Aujourd’hui même, le gouvernement devrait présenter un projet de loi de lutte contre le terrorisme au Conseil des ministres, ainsi qu’un projet de prolongation, jusqu’en novembre, de l’état d’urgence déjà en vigueur depuis plus d’un an et demi. Saisi sur ce projet de loi, le Conseil d’Etat a rendu son avis, non encore publié officiellement, donnant son feu vert au gouvernement.  

Une première version de cette loi a été dévoilée le 8 juin dernier par Le Monde, poussant la société civile française à sonner l’alarme: la proposition du gouvernement ne mettrait fin à l’état d’urgence qu’en apparence, et ne ferait que transposer la plupart des pouvoirs d’exception dans le droit administratif et pénal ordinaire.

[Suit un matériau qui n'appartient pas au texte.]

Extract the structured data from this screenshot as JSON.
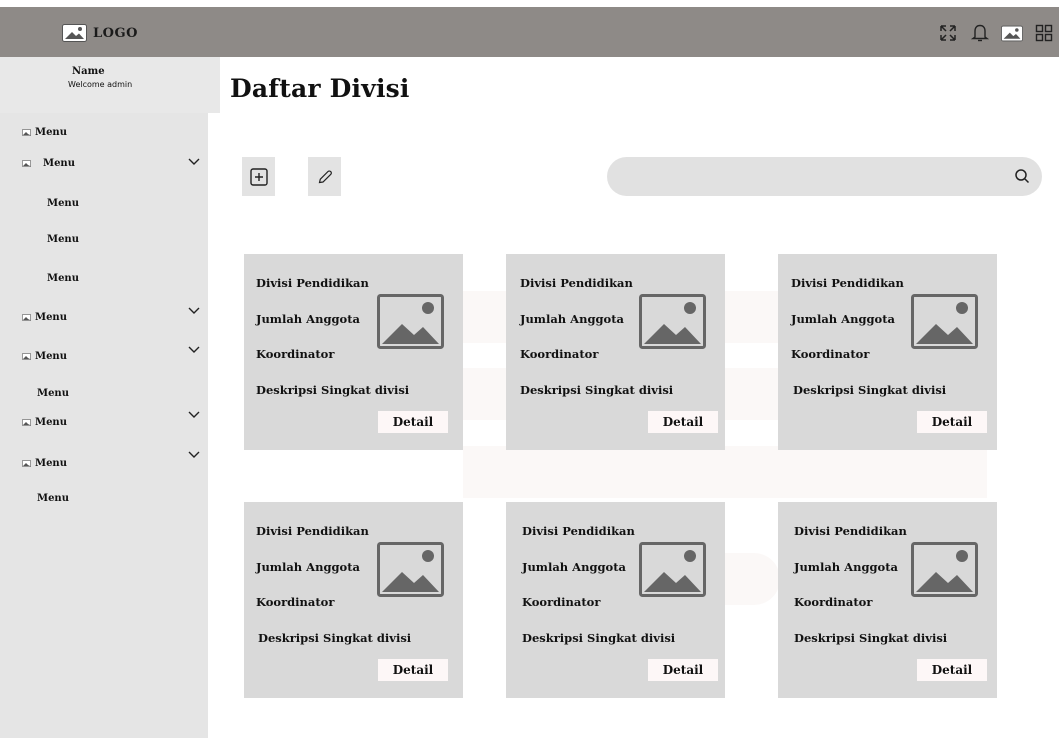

Plutôt que d’utiliser le système pénal ordinaire, qui apporte des garanties de procédure effectives, pour poursuivre de manière équitable des personnes pour les crimes qu’ils ont commis, le projet de loi risque de créer un système parallèle et appauvri où les mesures administratives sont utilisées de manière routinière, remplaçant la sanction par une approche préventive.

Compte-tenu des concessions exprimées dans la presse par le Ministre de l’Intérieur, Gérard Collomb, au sujet de ce projet initial qui prévoyait une mise à l’écart du judiciaire, il est crucial que la nouvelle version du projet ne réduise pas le rôle du juge (en l’occurrence le Juge des Libertés et de la Détention) à un simple alibi.   

La première question à se poser, finalement, est de savoir si la France a besoin d’une énième nouvelle loi anti-terrorisme. Le pays dispose dans ce champ de l’arsenal législatif le plus étendu du continent. La page internet du gouvernement sur la lutte contre le terrorisme indique elle-même que celui-ci « a complété l'arsenal juridique et mis en place un renforcement sans précédent des moyens et des effectifs dans la police, la justice, l'armée et les services de renseignement ».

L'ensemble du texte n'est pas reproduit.